Memories of my mother and father and family and dear friends and towns we lived in and churches we attended and people we met and favorite restaurants and coffee shops and antique stores and book shops and flea markets and the best place for a good cheeseburger.
Memories of books read together and films watched as a family and the shared vocabulary of people who live together for years upon years upon years. Those sentences said aloud which make us laugh and no one else knows what in the world we are talking about. The anniversary dates of good times and bad times and in between. Memories of Sasha and Storm that bring laughter and tears.
Late night chats with my kids about life and God and faith and failure and everything in between. Good times... bad times... funny times... sad times... all centered around the One who Created. Memories to be recorded at times with words and others with pictures.
Are any of my memories perfect? Well... looking through the lens of time they tend to be but if I really, really stop to remember surrounding circumstances... there were very few perfect days (much less months or years). Some memories must be "let go" when they settle once more in my head... bringing forgiveness and alleviating pain.

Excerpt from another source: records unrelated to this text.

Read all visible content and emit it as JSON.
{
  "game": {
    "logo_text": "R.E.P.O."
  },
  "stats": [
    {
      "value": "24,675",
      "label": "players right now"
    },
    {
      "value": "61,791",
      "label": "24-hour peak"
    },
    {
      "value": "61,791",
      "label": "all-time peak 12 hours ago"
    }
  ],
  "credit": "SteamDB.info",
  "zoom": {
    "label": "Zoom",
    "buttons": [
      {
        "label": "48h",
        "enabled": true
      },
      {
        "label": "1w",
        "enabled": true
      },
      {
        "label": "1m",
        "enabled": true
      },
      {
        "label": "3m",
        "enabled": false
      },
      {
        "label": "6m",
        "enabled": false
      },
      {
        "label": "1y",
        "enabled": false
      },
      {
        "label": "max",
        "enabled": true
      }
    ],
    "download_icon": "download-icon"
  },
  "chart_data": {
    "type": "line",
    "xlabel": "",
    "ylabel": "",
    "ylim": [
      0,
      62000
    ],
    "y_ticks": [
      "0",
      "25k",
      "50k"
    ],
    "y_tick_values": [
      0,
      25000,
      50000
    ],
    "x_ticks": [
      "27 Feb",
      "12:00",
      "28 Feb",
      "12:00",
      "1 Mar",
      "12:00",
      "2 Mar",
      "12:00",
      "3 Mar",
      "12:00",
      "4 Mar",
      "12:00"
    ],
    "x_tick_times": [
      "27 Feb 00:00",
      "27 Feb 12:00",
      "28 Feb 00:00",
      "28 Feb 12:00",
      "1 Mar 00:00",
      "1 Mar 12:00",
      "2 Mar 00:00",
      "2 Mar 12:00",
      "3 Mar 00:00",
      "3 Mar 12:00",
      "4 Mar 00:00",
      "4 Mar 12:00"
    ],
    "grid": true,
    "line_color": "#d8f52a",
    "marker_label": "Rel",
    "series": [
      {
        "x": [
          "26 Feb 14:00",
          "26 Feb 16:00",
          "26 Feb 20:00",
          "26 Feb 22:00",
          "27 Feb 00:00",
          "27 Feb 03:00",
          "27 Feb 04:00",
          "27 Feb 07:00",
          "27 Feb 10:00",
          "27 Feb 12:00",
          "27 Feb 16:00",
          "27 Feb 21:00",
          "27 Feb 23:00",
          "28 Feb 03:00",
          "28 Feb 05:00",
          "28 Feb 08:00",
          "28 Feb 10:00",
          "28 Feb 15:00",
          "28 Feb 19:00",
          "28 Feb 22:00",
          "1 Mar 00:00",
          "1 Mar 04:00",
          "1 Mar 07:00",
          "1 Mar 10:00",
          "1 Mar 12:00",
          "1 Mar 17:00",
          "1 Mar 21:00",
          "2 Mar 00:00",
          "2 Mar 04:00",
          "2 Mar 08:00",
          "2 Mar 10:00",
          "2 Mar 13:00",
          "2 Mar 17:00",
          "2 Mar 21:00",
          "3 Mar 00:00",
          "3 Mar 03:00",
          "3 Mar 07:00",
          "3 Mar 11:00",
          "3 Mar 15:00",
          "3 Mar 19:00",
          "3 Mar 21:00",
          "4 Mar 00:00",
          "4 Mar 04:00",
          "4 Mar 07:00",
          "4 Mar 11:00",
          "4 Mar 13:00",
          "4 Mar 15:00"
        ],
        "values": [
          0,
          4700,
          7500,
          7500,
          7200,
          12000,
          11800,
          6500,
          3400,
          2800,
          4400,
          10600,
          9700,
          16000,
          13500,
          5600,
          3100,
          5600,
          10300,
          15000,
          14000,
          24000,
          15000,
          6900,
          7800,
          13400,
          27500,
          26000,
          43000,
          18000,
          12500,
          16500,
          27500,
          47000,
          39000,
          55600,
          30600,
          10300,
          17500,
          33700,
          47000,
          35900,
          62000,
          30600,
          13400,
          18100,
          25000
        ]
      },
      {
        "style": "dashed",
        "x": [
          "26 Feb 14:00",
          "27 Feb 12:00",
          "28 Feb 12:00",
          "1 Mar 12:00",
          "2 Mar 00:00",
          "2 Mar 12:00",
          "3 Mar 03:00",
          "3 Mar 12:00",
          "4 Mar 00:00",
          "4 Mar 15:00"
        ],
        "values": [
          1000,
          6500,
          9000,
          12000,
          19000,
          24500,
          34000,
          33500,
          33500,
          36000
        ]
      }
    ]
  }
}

There must be someone in the family who can make a party on a rainy day and a feast in the midst of famine. Someone who understands hot soup in cold weather, slices of cold watermelon in a heatwave, or that warm cookies with tea just about anytime warms the soul as well as body. Someone to snap a picture or write a letter or perhaps to keep a journal or create a scrapbook.
Someone to build the altar of remembrance, always leading those they love back to the One who loves them. Someone who understands how fleeting life can be and how quickly it passes and that we must slow down and really, really look... and provide memories... and to remember... as one generation passes to another. Always understanding there may never be a perfect day but we can make perfect memories.